Above in Figure 4 we can see the visual representation of the simultaneous confidence intervals. As discussed in lecture the width of these confidence intervals are wider than the marginal confidence intervals. For exact numerical answers see the R console output table above.

Two Competing Parameter Hypotheses for Multivariate Normal Distribution

Two analysts Jacob and Sabine have two competing parameter estimates for the underlying multivariate normal distribution of our female and male average salary data.

Jacob believes the following:

\[ \mu = (22.5, 24.5)^T \\ \Sigma = \begin{bmatrix} 12 & 8 \\ 8 & 12\\ \end{bmatrix} \]

Sabine believes the following:

\[ \mu = (21.5, 26)^T \\ \Sigma = \begin{bmatrix} 9 & 8 \\ 8 & 16\\ \end{bmatrix} \]

In order to decide between our two competing hypotheses we set up a likelihood ratio test.

\[ \Lambda = \frac{L(\theta_J)}{L(\theta_S)} \]

Furthermore, for numerical stability we will take a log-likelihood ratio.

\[ \log(\Lambda) = \ell(\theta_J) - \ell(\theta_S) \]

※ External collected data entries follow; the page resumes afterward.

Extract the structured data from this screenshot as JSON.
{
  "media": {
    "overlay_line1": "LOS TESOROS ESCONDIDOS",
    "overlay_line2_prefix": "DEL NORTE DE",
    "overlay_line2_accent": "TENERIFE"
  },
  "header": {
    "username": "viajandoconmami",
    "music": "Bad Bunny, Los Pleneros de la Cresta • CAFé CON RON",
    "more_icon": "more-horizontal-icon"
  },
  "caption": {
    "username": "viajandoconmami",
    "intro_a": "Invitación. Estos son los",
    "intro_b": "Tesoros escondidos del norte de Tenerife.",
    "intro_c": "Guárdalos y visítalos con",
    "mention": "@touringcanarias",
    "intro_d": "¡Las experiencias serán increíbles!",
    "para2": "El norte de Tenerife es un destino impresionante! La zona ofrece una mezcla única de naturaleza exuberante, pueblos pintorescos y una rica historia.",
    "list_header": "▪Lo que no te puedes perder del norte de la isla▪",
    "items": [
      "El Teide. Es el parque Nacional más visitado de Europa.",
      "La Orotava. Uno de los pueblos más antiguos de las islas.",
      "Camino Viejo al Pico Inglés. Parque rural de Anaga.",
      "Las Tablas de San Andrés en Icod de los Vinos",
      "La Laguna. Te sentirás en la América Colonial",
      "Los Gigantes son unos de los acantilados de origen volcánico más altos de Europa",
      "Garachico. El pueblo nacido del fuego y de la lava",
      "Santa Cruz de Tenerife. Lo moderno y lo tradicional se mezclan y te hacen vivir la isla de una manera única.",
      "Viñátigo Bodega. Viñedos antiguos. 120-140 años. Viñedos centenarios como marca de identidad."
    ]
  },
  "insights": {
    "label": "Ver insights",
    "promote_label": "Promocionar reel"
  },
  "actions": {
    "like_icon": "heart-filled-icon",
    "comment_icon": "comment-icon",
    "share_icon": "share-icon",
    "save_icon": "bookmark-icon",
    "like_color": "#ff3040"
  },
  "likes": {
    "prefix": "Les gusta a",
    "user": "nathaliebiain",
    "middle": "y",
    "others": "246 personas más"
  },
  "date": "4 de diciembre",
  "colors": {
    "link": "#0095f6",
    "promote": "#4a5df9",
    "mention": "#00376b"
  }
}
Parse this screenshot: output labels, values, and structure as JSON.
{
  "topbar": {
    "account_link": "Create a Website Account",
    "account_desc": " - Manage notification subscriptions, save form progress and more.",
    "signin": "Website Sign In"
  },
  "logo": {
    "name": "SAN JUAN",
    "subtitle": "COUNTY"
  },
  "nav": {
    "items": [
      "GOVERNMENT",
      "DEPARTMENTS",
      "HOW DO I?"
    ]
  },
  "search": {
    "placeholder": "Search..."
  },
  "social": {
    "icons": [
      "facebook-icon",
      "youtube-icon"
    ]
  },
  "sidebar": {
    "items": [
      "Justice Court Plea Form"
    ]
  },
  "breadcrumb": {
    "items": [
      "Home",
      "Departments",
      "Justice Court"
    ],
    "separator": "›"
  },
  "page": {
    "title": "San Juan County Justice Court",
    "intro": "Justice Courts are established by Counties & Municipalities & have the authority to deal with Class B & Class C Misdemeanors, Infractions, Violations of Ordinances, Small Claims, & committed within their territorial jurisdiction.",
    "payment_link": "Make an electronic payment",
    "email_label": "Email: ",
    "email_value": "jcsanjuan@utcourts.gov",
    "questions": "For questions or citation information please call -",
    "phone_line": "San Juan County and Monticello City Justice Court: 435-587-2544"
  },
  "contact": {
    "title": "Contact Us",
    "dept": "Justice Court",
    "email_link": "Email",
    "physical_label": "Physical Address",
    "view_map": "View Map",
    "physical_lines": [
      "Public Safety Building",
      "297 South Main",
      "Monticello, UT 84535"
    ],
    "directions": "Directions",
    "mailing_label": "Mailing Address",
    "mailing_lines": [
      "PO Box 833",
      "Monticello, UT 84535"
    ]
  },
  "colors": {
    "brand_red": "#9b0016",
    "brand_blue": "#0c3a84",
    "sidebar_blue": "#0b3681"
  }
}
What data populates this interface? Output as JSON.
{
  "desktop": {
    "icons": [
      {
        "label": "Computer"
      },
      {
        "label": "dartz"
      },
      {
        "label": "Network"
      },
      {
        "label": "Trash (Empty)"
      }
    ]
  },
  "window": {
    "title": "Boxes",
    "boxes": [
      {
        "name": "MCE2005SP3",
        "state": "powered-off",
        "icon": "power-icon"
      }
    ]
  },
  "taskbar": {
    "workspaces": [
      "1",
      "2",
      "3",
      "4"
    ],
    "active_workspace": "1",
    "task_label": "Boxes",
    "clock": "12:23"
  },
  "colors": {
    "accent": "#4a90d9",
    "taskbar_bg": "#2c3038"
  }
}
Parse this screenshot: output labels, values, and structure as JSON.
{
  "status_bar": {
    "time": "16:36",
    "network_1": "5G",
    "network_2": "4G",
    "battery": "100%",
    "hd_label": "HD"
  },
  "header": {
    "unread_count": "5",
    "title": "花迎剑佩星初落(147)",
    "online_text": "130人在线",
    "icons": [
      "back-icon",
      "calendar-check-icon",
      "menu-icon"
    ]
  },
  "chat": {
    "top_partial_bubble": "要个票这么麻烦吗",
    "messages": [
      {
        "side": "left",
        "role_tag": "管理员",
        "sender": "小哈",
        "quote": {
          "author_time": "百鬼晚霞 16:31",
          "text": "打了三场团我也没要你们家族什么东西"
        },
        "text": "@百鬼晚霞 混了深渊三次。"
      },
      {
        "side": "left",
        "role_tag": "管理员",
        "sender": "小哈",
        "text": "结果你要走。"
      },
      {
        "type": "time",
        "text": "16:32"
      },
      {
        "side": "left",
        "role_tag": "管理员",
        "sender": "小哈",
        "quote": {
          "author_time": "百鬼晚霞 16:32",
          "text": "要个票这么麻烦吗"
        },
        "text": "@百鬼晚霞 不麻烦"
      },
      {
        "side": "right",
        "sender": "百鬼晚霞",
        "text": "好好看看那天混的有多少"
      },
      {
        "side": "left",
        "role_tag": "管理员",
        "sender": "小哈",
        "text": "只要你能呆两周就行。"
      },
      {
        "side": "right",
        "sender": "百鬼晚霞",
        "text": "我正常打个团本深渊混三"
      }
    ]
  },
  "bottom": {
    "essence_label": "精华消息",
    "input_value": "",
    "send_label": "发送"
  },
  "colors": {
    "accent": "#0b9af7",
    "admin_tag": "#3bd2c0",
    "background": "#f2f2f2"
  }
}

So we will compute \(\Lambda\), then by a theorem proved in class, we have this relationship with the Hotelling \(T^2\) test statistic:

\[ T^2 = (n-1)(\frac{1}{\Lambda^{2/n} - 1}) \] Furthermore, this \(T^2\) test statistic asympototically approaches a \(\chi^2_p\) where in our case \(p=2\).

Thus, once we have our \(\Lambda\) we will calculate \(T^2\) which will then give us a p-value since our sample size \(n = 62\) is large enough for the \(T^2\) to approach the \(\chi^2_p\) distribution.

log.like <- function(mu, Sigma, n, p, data) {
  val1 = -1*(n*p/2)*log(2*pi) - (n/2)*log(det(Sigma))
  val2 = 0
  for(i in 1:n) {
    x.i = matrix(as.numeric(data[i,]), nrow=p, ncol=1)
    val2 = val2 + (t(x.i - mu) %*% solve(Sigma) %*% (x.i-mu))
  }
  val2 = -0.5*val2
  z = val1 + val2
  return(z)
}

mu.J = matrix(c(22.5, 24.5), nrow=p, ncol=1)
Sigma.J = matrix(c(12, 8, 8, 12), nrow=2, byrow=TRUE)
jacob = log.like(mu.J, Sigma.J, n, p, data)
mu.S = matrix(c(21.5, 26), nrow=p, ncol=1)
Sigma.S = matrix(c(9, 8, 8, 16), nrow=2, byrow=TRUE)
sabine = log.like(mu.S, Sigma.S, n, p, data)

Lambda = exp(jacob - sabine)
T2 = (n-1)*(1/(Lambda^(2/n)) - 1)
pval.Jacob = 1 -  pchisq(T2, p)
print(paste("Likelihood ratio in favor Jacob: ", Lambda))
## [1] "Likelihood ratio in favor Jacob:  4.55128446877171e-08"
print(paste("P-Value in favor of Jacoib", pval.Jacob))
## [1] "P-Value in favor of Jacoib 2.47902254280064e-10"

As we can see from the output of our code the Likelihood Ratio is deeply in favor of Sabine, and this is further confirmed by our p-value that shows under Jacob’s hypothesis the probability of seeing the sample data would only be 2.4e-10.